[Ger-Poland-Volhynia] Integration of Germans with Polish

Rachael Patterson patterson.rachael at gmail.com
Thu Apr 26 10:10:27 PDT 2007


Yes...this "is" fun. The M Rec translation I attached was of the son of my
3GGrandmother who had the possible Polish name of Terezja Witkowska
(Witkowski), whoes religion was apparently Catholic, as her son my
2GGrandfather was not allowed to send bans of announcement out to his
Church, yet three bans were sent out to the Evangelical Church. Thus, he
Terezja Witkowska may have been of the Polish ethnicity, because as Jerry
mentions if there is Catholic involved, then there may be Polish. Perhaps
Terezja's husband converted to the Catholic faith when he married his
Polish? wife. But after seeing your research on your family with respect to
the Catholic faith...who really knows?? This is tough....:)

Gilda


In my opinion the changed names where written at the whim of the pastor or
recorder.  We could go on and on about the switching of names from Polish
version to German version and vise versa - my Gruening family name for one =
Zielinski.  I haven't done enough research back to the 1700's to determine
what the original name is.

My paternal grandmother was a Michalski with a German mother.  Her parents
married Lutheran, the marriage record clearly states that her father
Gottlieb/Bogumil was Catholic!  Obviously he did not convert to Lutheran,
but all his children were baptised Lutheran.
Gottlieb's father was Catholic Franciszek Michalski and mother a German
Lutheran girl.

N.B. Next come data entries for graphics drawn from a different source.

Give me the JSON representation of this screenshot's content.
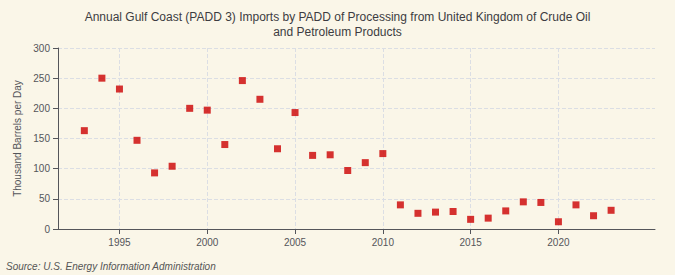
{
  "chart_data": {
    "type": "scatter",
    "title": "Annual Gulf Coast (PADD 3) Imports by PADD of Processing from United Kingdom of Crude Oil\nand Petroleum Products",
    "ylabel": "Thousand Barrels per Day",
    "annotation": "Source: U.S. Energy Information Administration",
    "x": [
      1993,
      1994,
      1995,
      1996,
      1997,
      1998,
      1999,
      2000,
      2001,
      2002,
      2003,
      2004,
      2005,
      2006,
      2007,
      2008,
      2009,
      2010,
      2011,
      2012,
      2013,
      2014,
      2015,
      2016,
      2017,
      2018,
      2019,
      2020,
      2021,
      2022,
      2023
    ],
    "values": [
      163,
      250,
      232,
      147,
      93,
      104,
      200,
      197,
      140,
      246,
      215,
      133,
      193,
      122,
      123,
      97,
      110,
      125,
      40,
      26,
      28,
      29,
      16,
      18,
      30,
      45,
      44,
      12,
      40,
      22,
      31
    ],
    "color": "#cc0000",
    "marker": "square",
    "xlim": [
      1991.5,
      2025.5
    ],
    "ylim": [
      0,
      300
    ],
    "xticks": [
      1995,
      2000,
      2005,
      2010,
      2015,
      2020
    ],
    "yticks": [
      0,
      50,
      100,
      150,
      200,
      250,
      300
    ],
    "grid": true
  }
}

Franciszek's second marriage to a German Lutheran lady
indicated he also was Catholic!!  Four of their children were baptised in
Lutheran churches and two of their children, my ancestor Gottlieb and a
sister were baptised in a Catholic church.   Obviously Gottlieb did not wish
to convert.

Rolling through miles and miles of filmed records from 4 or 5 different
parishes (Lutheran and Catholic)  produced this story.   Isn't this fun..

Rose Ingram

From: "Jerry Frank"

>>>One indicator (it is not proof) might be if the family with the assumed
>>>Polish surname is Catholic.  You might assume true Polish ethnicity with
>>>such info.  This would be especially true in Russian Poland where there
>>>were few German Catholics.  However, there were some so one must not
>>>consider such a situation as proof of anything.